How’s this for an example of great, confronting copy for an Aussie behaviour change campaign (so much more difficult than selling a product or service) … pretty impressive.
And just for a smile, Twitter came to the party in the last couple of weeks with a thread of the funniest press apologies/corrections. It was a timely reminder that mistakes happen to the best of us – so you might as well keep things in perspective, live, learn, and have a laugh!
If you’re on Twitter and in the mood for a giggle, you can read the entire thread here. It’s hilarious.
What the world was musing over this past week
UK pledges to restore pounds and ounces
Wait, what? Are imperial measures making a comeback? Might well be, if the UK government brings back pounds and ounces as a Brexit benefit.
The Arc de Triomphe is wrapped in fabric – a vision six decades in the making
The latest in a series of environmental artworks (intended to interrupt the experience of the everyday), the monument’s new ‘jacket’ – a poetic interpretation of the blue, white and red of the French flag – will only be in place for 16 days.

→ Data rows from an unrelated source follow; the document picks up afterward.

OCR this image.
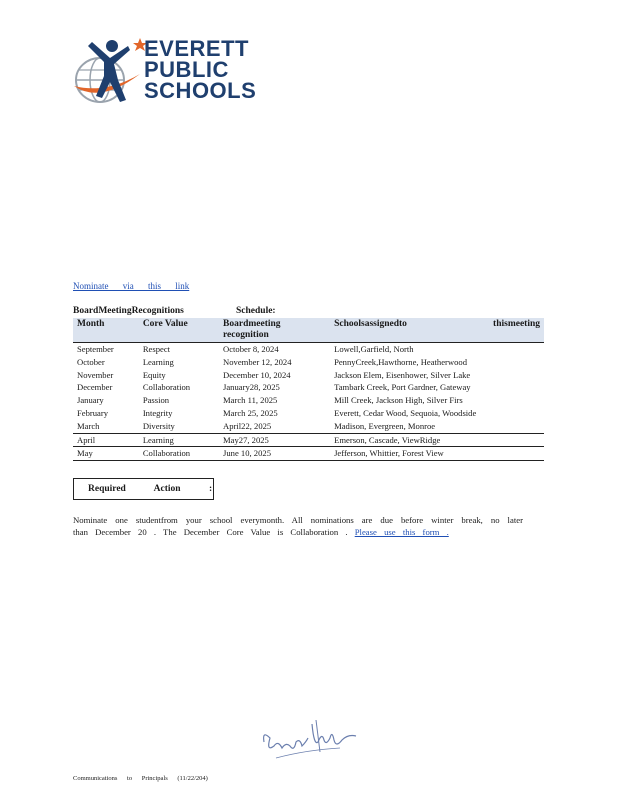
EVERETT
PUBLIC
SCHOOLS
Nominate via this link
BoardMeetingRecognitions	Schedule:
Month	Core Value	Boardmeeting recognition	Schoolsassignedto thismeeting

September	Respect	October 8, 2024	Lowell,Garfield, North
October	Learning	November 12, 2024	PennyCreek,Hawthorne, Heatherwood
November	Equity	December 10, 2024	Jackson Elem, Eisenhower, Silver Lake
December	Collaboration	January28, 2025	Tambark Creek, Port Gardner, Gateway
January	Passion	March 11, 2025	Mill Creek, Jackson High, Silver Firs
February	Integrity	March 25, 2025	Everett, Cedar Wood, Sequoia, Woodside
March	Diversity	April22, 2025	Madison, Evergreen, Monroe
April	Learning	May27, 2025	Emerson, Cascade, ViewRidge
May	Collaboration	June 10, 2025	Jefferson, Whittier, Forest View
Required Action :
Nominate one studentfrom your school everymonth. All nominations are due before winter break, no later than December 20 . The December Core Value is Collaboration . Please use this form .
Communications to Principals (11/22/204)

Wine leads the way out of tourism slump for Portugal, Greece and Italy
Wine tourism is going from strength to strength with strong recoveries in Portugal, Greece and Italy. And with some of the world’s best wine routes on our doorstep, we say bring it on!
Trend alert: Travellers looking for more active holidays and adventures
Brian Young of G Adventures says this trend developed as people got out – and active – as an antidote to lockdown … and now they’re looking for active and achievement-oriented experiences.
Winnie-the-Pooh’s cottage available to rent
With ‘hunny’ in the cupboard and walks in the Hundred Acre Wood, could this be the best cottage stay ever?
Can’t beat this loo with a view…
A new NASA video shows exactly where SpaceX’s 4 civilian passengers will live for 3 days. And while it’ll be cramped, the view will be out of this world.
First edition of ‘Frankenstein’ sells for record-breaking $1.17 million
One for the literature lovers. Mary Shelley’s first edition of Frankenstein, which is one of the blueprints for gothic horror, was sold at auction for $1.17 million – setting a record for a printed work by a woman.